CACM November 2016: “Apache Spark: A Unified Engine for Big Data Processing”

The November 2016 issue of CACM features an overview paper on Apache Spark written by Spark contributors from AMPLab and Databricks.   The paper, entitled “Apache Spark: A Unified Engine for Big Data Processing” by Matei Zaharia, Reynold S. Xin, Patrick Wendell, Tathagata Das, Michael Armbrust, Ankur Dave, Xiangrui Meng, Josh Rosen, Shivaram Venkataraman, Michael J. Franklin, Ali Ghodsi, Joseph Gonzalez, Scott Shenker, and Ion Stoica, describes the history of Spark and the main ideas behind it, as well as giving an overview of the basic RDD model, higher-level programming interfaces, and some Spark applications.

While Spark is not the cover story of the issue (see below), it is featured with a bonus video by Dr.
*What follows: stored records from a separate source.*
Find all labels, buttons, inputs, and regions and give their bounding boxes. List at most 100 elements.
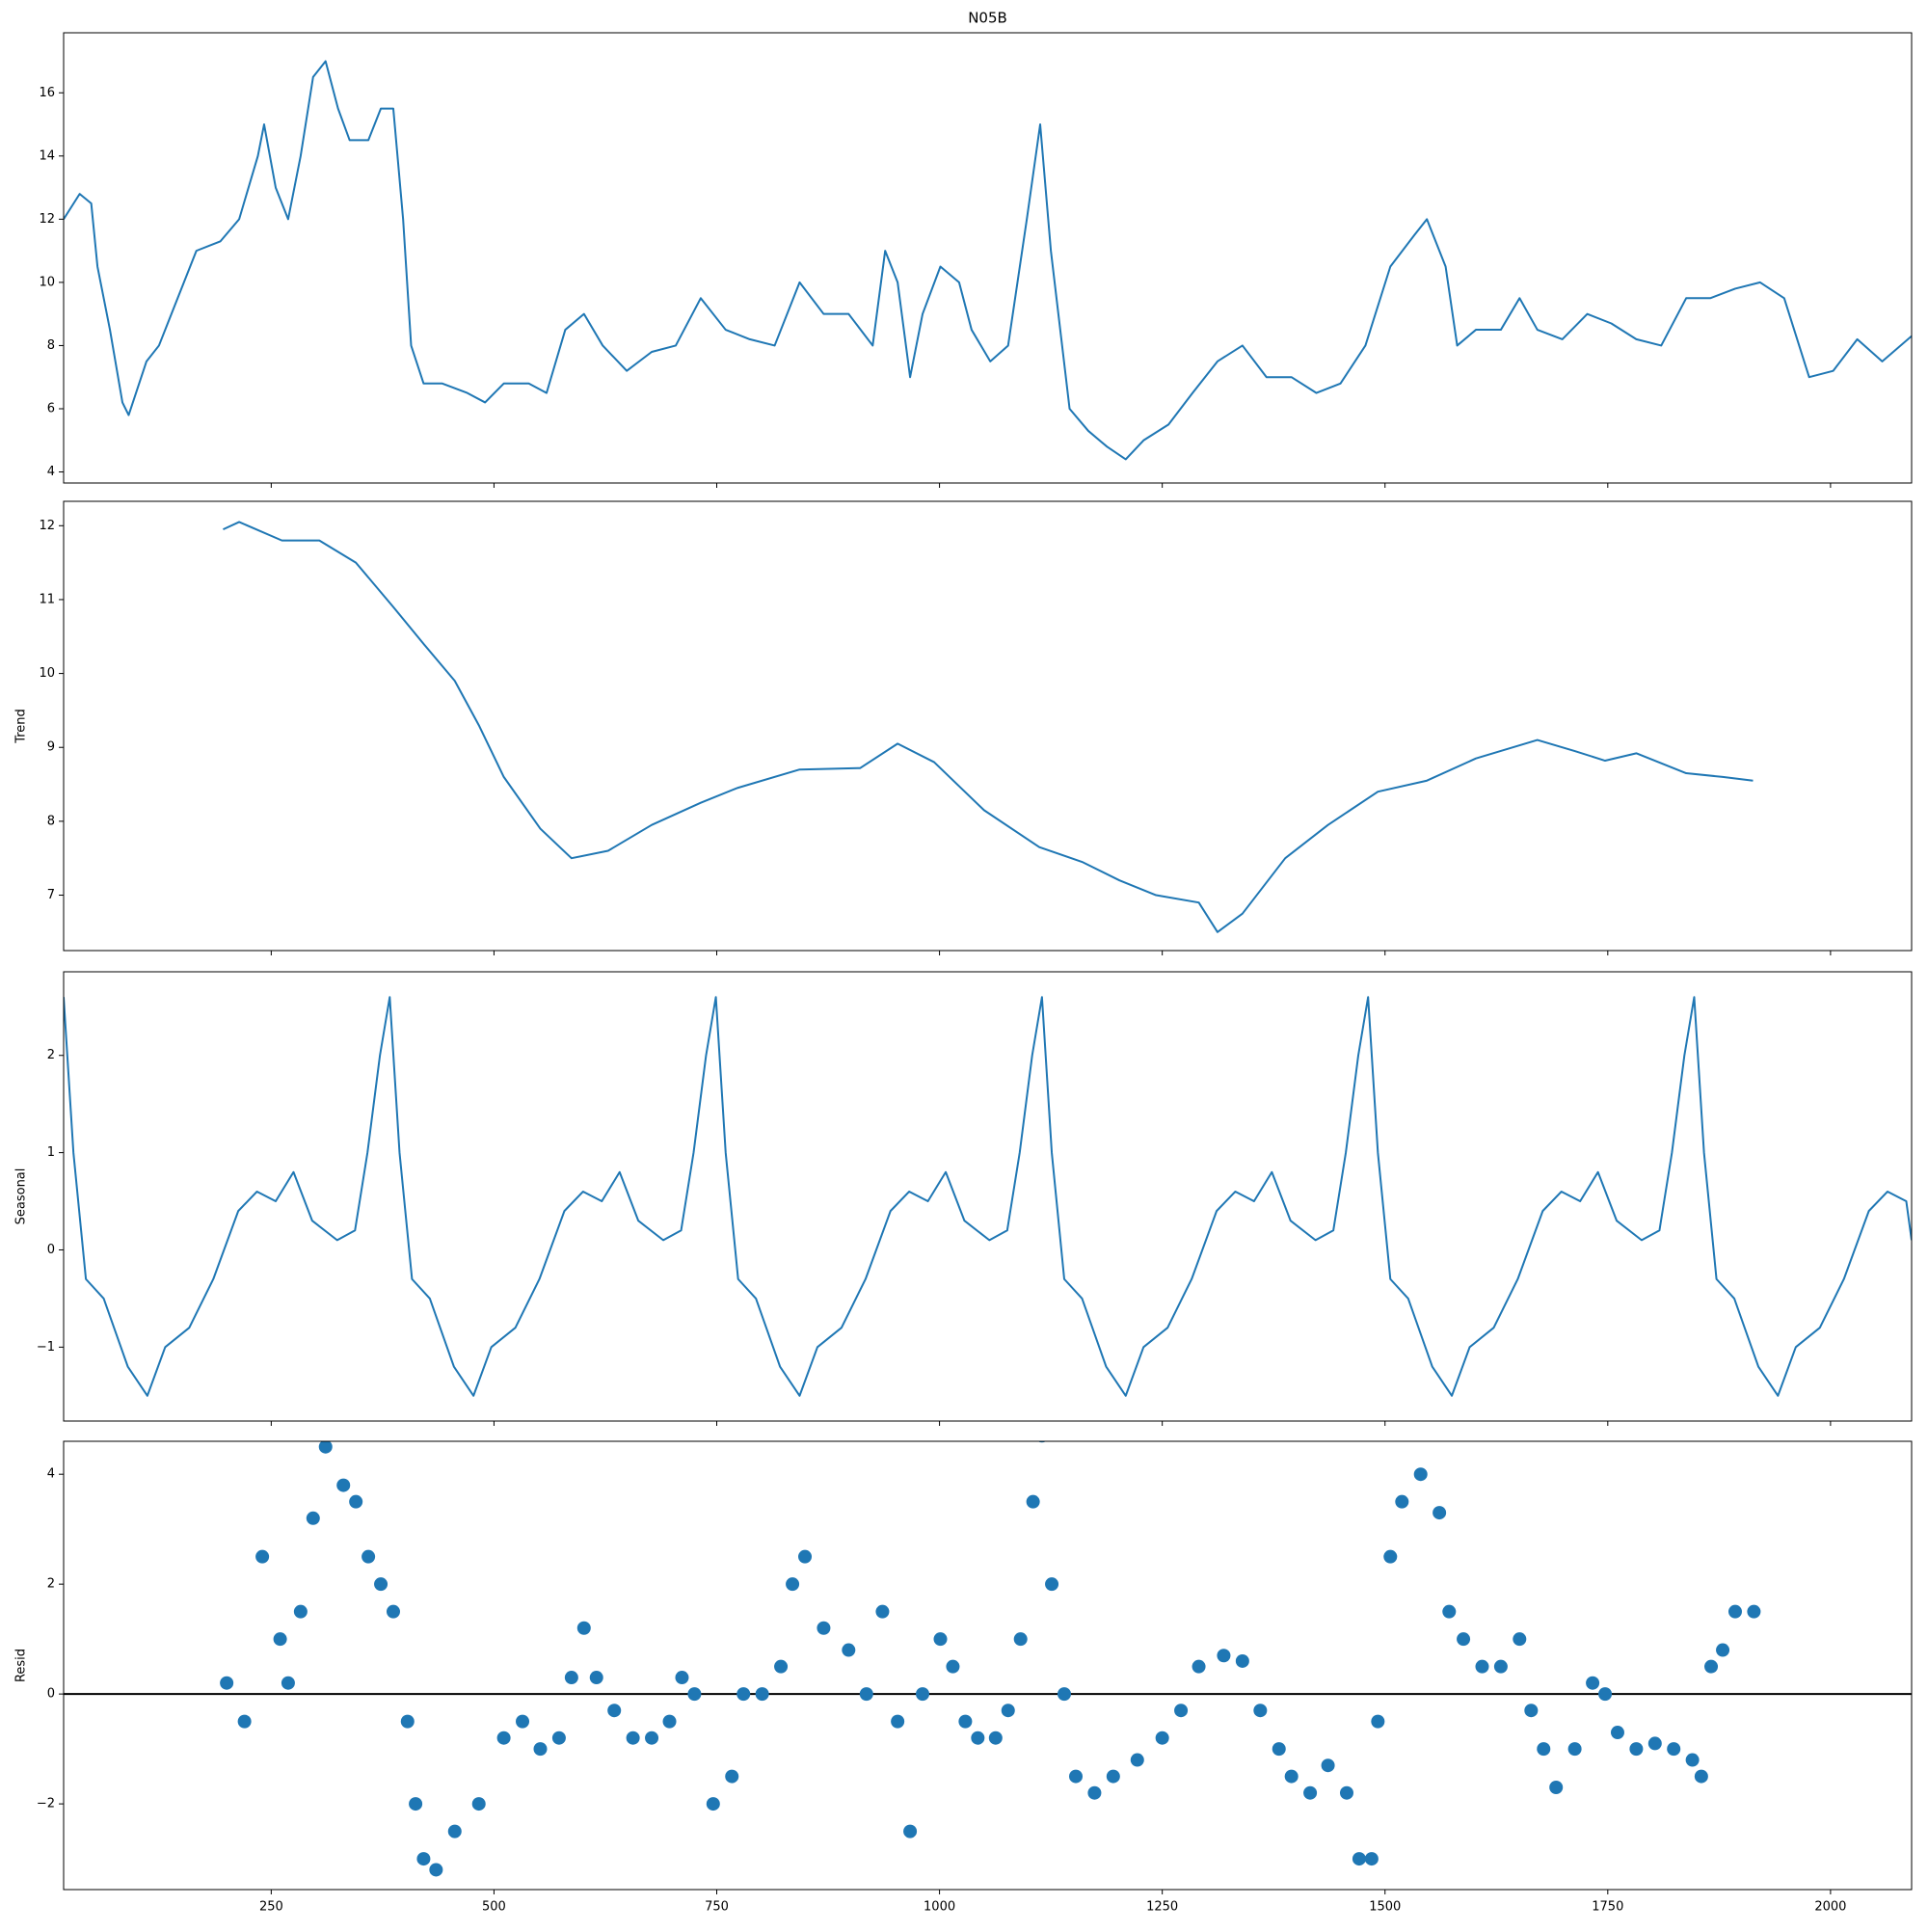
y-tick-label: 16 (39, 86, 55, 100)
data-point (988, 1731, 1003, 1745)
data-point (1352, 1852, 1366, 1866)
data-point (293, 1604, 308, 1619)
data-point (798, 1549, 813, 1564)
data-point (1586, 1676, 1600, 1690)
y-tick-label: 10 (39, 666, 55, 681)
axes-frame (63, 1440, 1913, 1891)
data-point (1704, 1659, 1719, 1674)
y-tick-label: 2 (47, 1577, 55, 1592)
y-axis-label: Trend (14, 709, 29, 744)
data-point (1513, 1632, 1527, 1647)
data-point (516, 1714, 530, 1729)
data-line (223, 521, 1754, 933)
data-point (1433, 1506, 1447, 1520)
data-point (281, 1676, 295, 1690)
data-point (386, 1604, 400, 1619)
data-point (891, 1714, 905, 1729)
data-point (1272, 1742, 1286, 1757)
data-point (1610, 1726, 1624, 1740)
y-tick-label: 7 (47, 888, 55, 902)
data-point (626, 1731, 640, 1745)
data-point (736, 1687, 751, 1702)
data-point (755, 1687, 769, 1702)
data-point (958, 1714, 973, 1729)
data-point (933, 1632, 948, 1647)
data-point (237, 1714, 252, 1729)
x-tick-label: 2000 (1814, 1900, 1846, 1915)
data-point (318, 1441, 333, 1454)
x-tick-label: 1750 (1592, 1900, 1623, 1915)
data-point (842, 1643, 856, 1657)
data-point (1524, 1704, 1539, 1718)
data-point (416, 1852, 431, 1866)
data-point (306, 1511, 320, 1525)
data-point (1253, 1704, 1268, 1718)
y-axis-label: Resid (14, 1649, 29, 1682)
data-point (1001, 1704, 1015, 1718)
data-point (706, 1797, 720, 1811)
data-point (687, 1687, 702, 1702)
data-point (946, 1659, 960, 1674)
data-point (496, 1731, 511, 1745)
x-tick-label: 750 (705, 1900, 729, 1915)
data-point (447, 1824, 462, 1838)
y-axis-label: Seasonal (14, 1168, 29, 1225)
y-tick-label: 14 (39, 148, 55, 163)
data-point (1013, 1632, 1028, 1647)
data-line (64, 60, 1912, 461)
data-point (1321, 1758, 1335, 1773)
x-tick-label: 1500 (1369, 1900, 1401, 1915)
data-point (1727, 1604, 1742, 1619)
data-point (859, 1687, 873, 1702)
data-point (1069, 1769, 1084, 1784)
data-point (1537, 1742, 1551, 1757)
data-point (533, 1742, 548, 1757)
y-tick-label: 8 (47, 814, 55, 828)
data-point (255, 1549, 270, 1564)
data-point (1647, 1736, 1662, 1751)
data-point (1667, 1742, 1681, 1757)
data-point (576, 1621, 591, 1635)
chart-title: N05B (968, 10, 1007, 27)
data-point (916, 1687, 930, 1702)
data-point (675, 1671, 689, 1685)
data-point (1057, 1687, 1071, 1702)
panel: Trend 7 8 9 10 11 12 (14, 500, 1913, 955)
plot-area (64, 1424, 1912, 1877)
data-point (1475, 1659, 1489, 1674)
y-tick-label: 4 (47, 1467, 55, 1482)
data-point (1549, 1781, 1564, 1795)
y-tick-label: 12 (39, 519, 55, 533)
data-point (1371, 1714, 1385, 1729)
plot-area (64, 60, 1912, 461)
data-point (875, 1604, 890, 1619)
x-tick-label: 500 (482, 1900, 506, 1915)
data-point (1442, 1604, 1457, 1619)
panel: Seasonal −1 0 1 2 (14, 971, 1913, 1426)
x-tick-label: 1250 (1146, 1900, 1178, 1915)
axes-frame (63, 32, 1913, 484)
plot-area (64, 996, 1912, 1397)
data-point (220, 1676, 234, 1690)
data-point (645, 1731, 659, 1745)
data-point (400, 1714, 415, 1729)
data-point (1217, 1649, 1231, 1663)
data-point (336, 1478, 351, 1492)
y-tick-label: 1 (47, 1145, 55, 1160)
axes-frame (63, 500, 1913, 952)
y-tick-label: 8 (47, 338, 55, 353)
data-point (774, 1659, 789, 1674)
y-tick-label: 10 (39, 275, 55, 289)
data-point (1364, 1852, 1379, 1866)
data-point (1087, 1785, 1102, 1800)
data-point (471, 1797, 486, 1811)
data-point (589, 1671, 603, 1685)
y-tick-label: 4 (47, 465, 55, 479)
data-point (374, 1577, 388, 1592)
y-tick-label: 2 (47, 1048, 55, 1062)
y-tick-label: 0 (47, 1687, 55, 1702)
data-point (1747, 1604, 1761, 1619)
data-point (1155, 1731, 1169, 1745)
y-tick-label: −2 (37, 1797, 55, 1811)
data-point (327, 1424, 340, 1437)
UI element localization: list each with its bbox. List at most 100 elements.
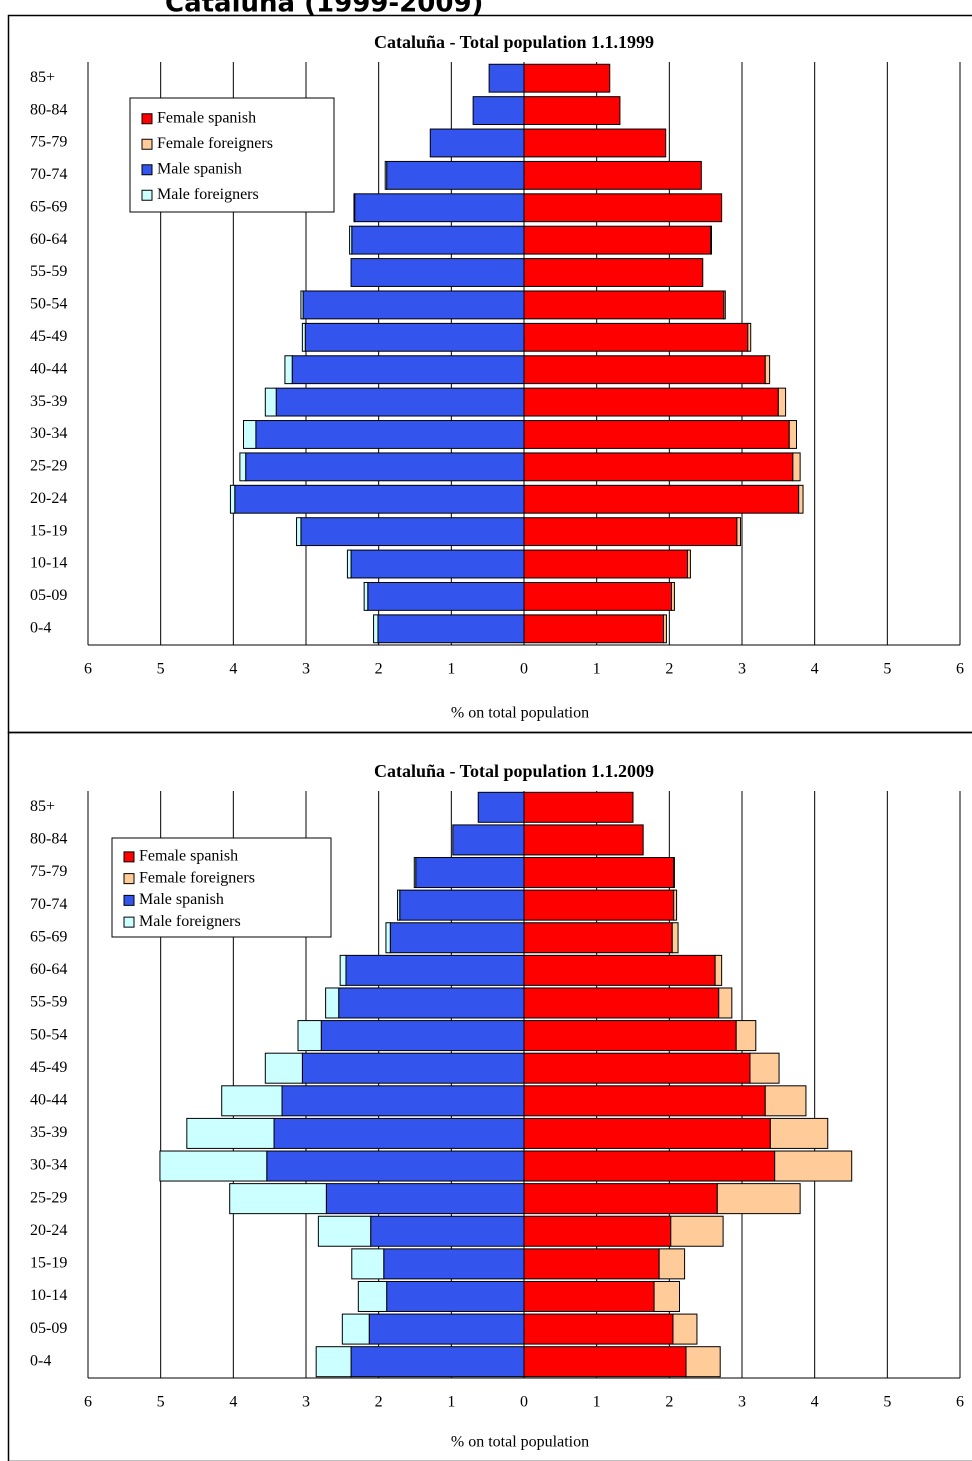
bar xyxy=(523,517,738,547)
bar xyxy=(349,225,353,255)
legend-swatch xyxy=(141,138,153,150)
y-tick-label: 20-24 xyxy=(30,1222,67,1239)
legend-swatch xyxy=(141,113,153,125)
bar xyxy=(523,420,790,449)
x-tick-label: 3 xyxy=(302,661,310,678)
bar xyxy=(346,549,352,579)
bar xyxy=(523,355,766,385)
bar xyxy=(523,193,723,223)
y-tick-label: 0-4 xyxy=(30,1352,51,1369)
bar xyxy=(523,1280,655,1312)
bar xyxy=(363,581,369,611)
y-tick-label: 80-84 xyxy=(30,101,67,118)
bar xyxy=(523,1117,771,1149)
bar xyxy=(671,922,679,954)
bar xyxy=(264,1052,303,1084)
bar xyxy=(351,1248,385,1280)
bar xyxy=(523,128,667,158)
bar xyxy=(239,452,247,482)
y-tick-label: 10-14 xyxy=(30,1287,67,1304)
y-tick-label: 45-49 xyxy=(30,328,67,345)
y-tick-label: 50-54 xyxy=(30,296,67,313)
bar xyxy=(523,1020,737,1052)
x-tick-label: 2 xyxy=(665,661,673,678)
y-tick-label: 70-74 xyxy=(30,166,67,183)
x-tick-label: 2 xyxy=(375,1394,383,1411)
bar xyxy=(325,987,340,1019)
y-tick-label: 70-74 xyxy=(30,896,67,913)
bar xyxy=(523,484,800,514)
bar xyxy=(159,1150,268,1182)
legend-swatch xyxy=(123,851,135,863)
y-tick-label: 35-39 xyxy=(30,1124,67,1141)
y-tick-label: 45-49 xyxy=(30,1059,67,1076)
legend-swatch xyxy=(123,894,135,906)
bar xyxy=(747,322,752,352)
y-tick-label: 15-19 xyxy=(30,522,67,539)
bar xyxy=(685,1346,721,1378)
bar xyxy=(357,1280,388,1312)
bar xyxy=(367,581,525,611)
legend-box xyxy=(129,97,335,213)
y-tick-label: 75-79 xyxy=(30,863,67,880)
bar xyxy=(523,549,688,579)
bar xyxy=(523,1052,751,1084)
bar xyxy=(413,857,417,889)
bar xyxy=(488,63,525,93)
bar xyxy=(389,922,525,954)
x-tick-label: 4 xyxy=(229,661,237,678)
bar xyxy=(523,791,634,823)
x-tick-label: 1 xyxy=(447,1394,455,1411)
legend-label: Female spanish xyxy=(139,848,238,865)
bar xyxy=(472,96,525,126)
legend-swatch xyxy=(123,916,135,928)
y-tick-label: 40-44 xyxy=(30,1091,67,1108)
bar xyxy=(723,290,726,320)
bar xyxy=(523,824,644,856)
x-tick-label: 1 xyxy=(447,661,455,678)
y-tick-label: 55-59 xyxy=(30,994,67,1011)
bar xyxy=(477,791,525,823)
bar xyxy=(339,954,347,986)
bar xyxy=(710,225,712,255)
bar xyxy=(523,160,702,190)
bar xyxy=(317,1215,372,1247)
legend-label: Male spanish xyxy=(139,891,224,908)
bar xyxy=(452,824,525,856)
bar xyxy=(523,857,675,889)
x-tick-label: 4 xyxy=(229,1394,237,1411)
chart-frame xyxy=(7,731,972,1461)
y-tick-label: 60-64 xyxy=(30,961,67,978)
bar xyxy=(523,1313,674,1345)
page-heading: Cataluña (1999-2009) xyxy=(165,0,483,19)
bar xyxy=(301,1052,525,1084)
legend-label: Female foreigners xyxy=(157,135,273,152)
x-tick-label: 1 xyxy=(593,1394,601,1411)
chart-title: Cataluña - Total population 1.1.2009 xyxy=(374,761,654,781)
legend-label: Female spanish xyxy=(157,109,256,126)
bar xyxy=(221,1085,283,1117)
bar xyxy=(229,1183,327,1215)
x-tick-label: 2 xyxy=(375,661,383,678)
y-tick-label: 0-4 xyxy=(30,619,51,636)
legend-box xyxy=(111,837,332,938)
bar xyxy=(386,160,525,190)
bar xyxy=(764,1085,807,1117)
bar xyxy=(523,290,725,320)
bar xyxy=(300,290,304,320)
x-tick-label: 3 xyxy=(738,1394,746,1411)
x-tick-label: 0 xyxy=(520,661,528,678)
bar xyxy=(735,1020,757,1052)
bar xyxy=(302,290,525,320)
bar xyxy=(523,581,673,611)
bar xyxy=(383,1248,525,1280)
y-tick-label: 15-19 xyxy=(30,1255,67,1272)
bar xyxy=(523,889,675,921)
y-tick-label: 10-14 xyxy=(30,555,67,572)
bar xyxy=(523,1248,660,1280)
bar xyxy=(350,1346,525,1378)
x-tick-label: 0 xyxy=(520,1394,528,1411)
bar xyxy=(296,517,302,547)
bar xyxy=(523,922,673,954)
Matei Zaharia.

For this issue, CACM opted to go with a “COSMO-style” cover, either as a (reasonable) attempt at humor or an (unrealistic) attempt to increase sales at super-market checkout lines, so Spark is not the cover story, but the cover article co-authored by Berkeley colleague Christos Papadimitriou is also a good read.